Tinea versicolor (TIN ee uh VUHR sih kuhl er) is a common rash caused by the overgrowth of microscopic yeast on the skin's surface. The rash looks like small, scaly spots. They can be either lighter or darker than the normal skin. The scaly rash usually occurs on the upper arms, chest, back, and neck. Tinea versicolor is more common during the warm, humid summer months.
The rash is not infectious or contagious. This means your child did not get tinea versicolor from someone else and cannot give it to anyone. Adolescents (teens) often get this rash when the yeast combines with the oil produced on the chest and back during puberty.
Diagnosis and Treatment
A doctor may diagnose tinea versicolor by:
the features of the rash or
by looking at the rash under a special light called Wood’s lamp.
Sometimes, the doctor may scrape a few scales from the surface of one of the spots and examine it under a microscope.
Treatments are chosen depending on the location and severity of the tinea versicolor. There are two types of medicine:
oral (taken by mouth)
topical (used on the skin) such as shampoos, soaps, creams or lotions. Shampoos and soaps should be used on the scalp, neck, chest and back.
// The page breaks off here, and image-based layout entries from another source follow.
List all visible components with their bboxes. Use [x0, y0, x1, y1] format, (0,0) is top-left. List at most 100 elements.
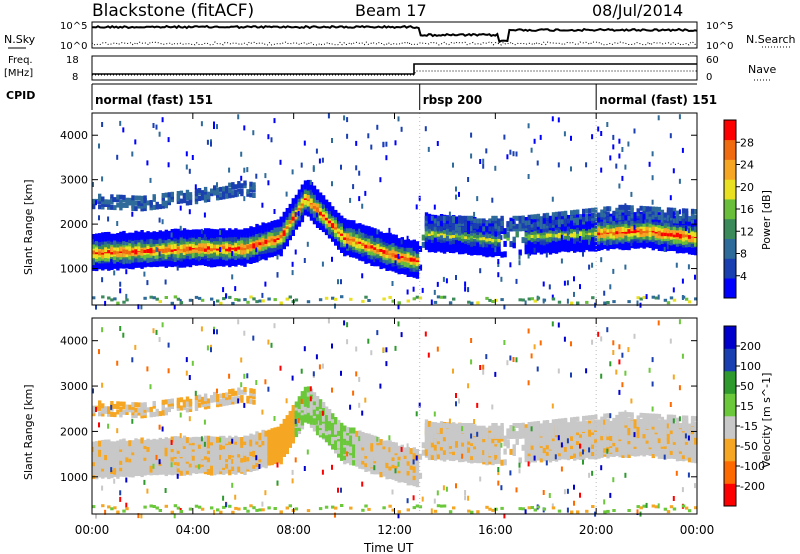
power-speck	[161, 219, 164, 225]
power-cell	[464, 230, 468, 237]
power-cell	[95, 252, 99, 259]
power-cell	[210, 191, 214, 197]
velocity-cell	[137, 448, 141, 455]
power-cell	[98, 249, 102, 256]
velocity-cell	[206, 435, 211, 442]
velocity-cell	[200, 445, 205, 451]
power-speck	[394, 140, 397, 146]
velocity-cell	[119, 443, 123, 450]
velocity-cell	[225, 456, 229, 463]
power-speck	[321, 203, 324, 209]
velocity-cell	[439, 444, 444, 451]
velocity-speck	[364, 397, 367, 403]
power-speck	[636, 300, 639, 306]
power-cell	[464, 241, 468, 248]
power-speck	[300, 162, 303, 168]
velocity-cell	[206, 403, 211, 409]
power-speck	[231, 251, 234, 256]
power-speck	[527, 174, 530, 179]
power-cell	[258, 225, 262, 232]
velocity-cell	[219, 444, 223, 450]
velocity-speck	[361, 481, 364, 487]
date-label: 08/Jul/2014	[592, 1, 683, 20]
velocity-speck	[231, 482, 234, 488]
power-cell	[279, 225, 283, 232]
power-cell	[563, 213, 568, 219]
velocity-cell	[367, 450, 371, 457]
velocity-cell	[400, 463, 404, 470]
power-speck	[509, 262, 512, 268]
velocity-cell	[252, 394, 256, 400]
velocity-cell	[179, 460, 184, 467]
power-cell	[585, 213, 589, 219]
velocity-cell	[113, 446, 117, 453]
power-cell	[222, 228, 226, 235]
power-cell	[158, 237, 162, 244]
power-cell	[669, 218, 674, 224]
power-cell	[161, 203, 165, 209]
power-cell	[240, 248, 244, 255]
velocity-cell	[113, 412, 117, 418]
velocity-cell	[249, 399, 253, 405]
power-cell	[122, 239, 126, 246]
power-cell	[264, 237, 268, 244]
power-cell	[672, 207, 677, 213]
power-cell	[439, 236, 444, 243]
velocity-cell	[397, 471, 401, 478]
power-speck	[200, 228, 203, 234]
velocity-cell	[252, 443, 256, 449]
power-cell	[176, 237, 181, 243]
velocity-cell	[161, 450, 165, 457]
power-cell	[349, 220, 353, 227]
power-cell	[557, 238, 562, 245]
velocity-speck	[155, 454, 158, 460]
velocity-cell	[122, 509, 126, 513]
power-cell	[152, 194, 156, 200]
power-cell	[509, 241, 513, 248]
power-cell	[261, 252, 265, 258]
velocity-cell	[140, 413, 144, 419]
velocity-cell	[303, 416, 308, 423]
velocity-cell	[282, 418, 286, 425]
velocity-cell	[210, 397, 214, 403]
power-speck	[294, 249, 297, 255]
power-cell	[355, 235, 359, 242]
velocity-speck	[170, 440, 173, 445]
velocity-cell	[455, 447, 459, 453]
power-speck	[533, 247, 536, 253]
velocity-cell	[249, 466, 253, 473]
power-speck	[560, 258, 563, 264]
velocity-cell	[152, 455, 156, 462]
power-cell	[391, 254, 395, 261]
velocity-cell	[258, 459, 262, 466]
velocity-cell	[122, 466, 126, 473]
velocity-speck	[246, 373, 249, 379]
velocity-cell	[158, 463, 162, 470]
power-cell	[176, 248, 181, 255]
velocity-speck	[203, 441, 206, 447]
velocity-cell	[252, 391, 256, 397]
power-cell	[669, 215, 674, 221]
velocity-cell	[107, 505, 111, 509]
power-cell	[92, 242, 96, 249]
velocity-cell	[125, 507, 129, 511]
power-cell	[424, 226, 429, 232]
power-speck	[548, 284, 551, 290]
power-cell	[618, 239, 622, 246]
power-speck	[467, 177, 470, 182]
velocity-cell	[485, 449, 489, 456]
power-cell	[557, 214, 562, 220]
velocity-cell	[140, 408, 144, 413]
power-cell	[563, 218, 568, 224]
power-cell	[639, 205, 643, 211]
velocity-cell	[222, 459, 226, 465]
power-speck	[321, 261, 324, 267]
velocity-cell	[116, 472, 120, 479]
power-cell	[439, 240, 444, 247]
power-speck	[687, 228, 690, 234]
power-cell	[270, 246, 274, 253]
power-cell	[285, 208, 289, 214]
velocity-speck	[92, 388, 94, 394]
power-cell	[618, 234, 622, 241]
velocity-cell	[397, 464, 401, 471]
These should be left on for 5 to 10 minutes before being washed off.
Even after it has been treated, tinea versicolor can recur (come back). After the medicines your child is given for this condition have treated the yeast, it can take weeks or months for the skin to go back to its normal color.
What to Do at Home
After participating in sporting events or sweating, your child should wash with warm soapy water, rinse well, and dry skin thoroughly.
He or she needs to use a clean towel and washcloth each time he washes.
Call your child’s doctor if the rash gets worse, even with treatment.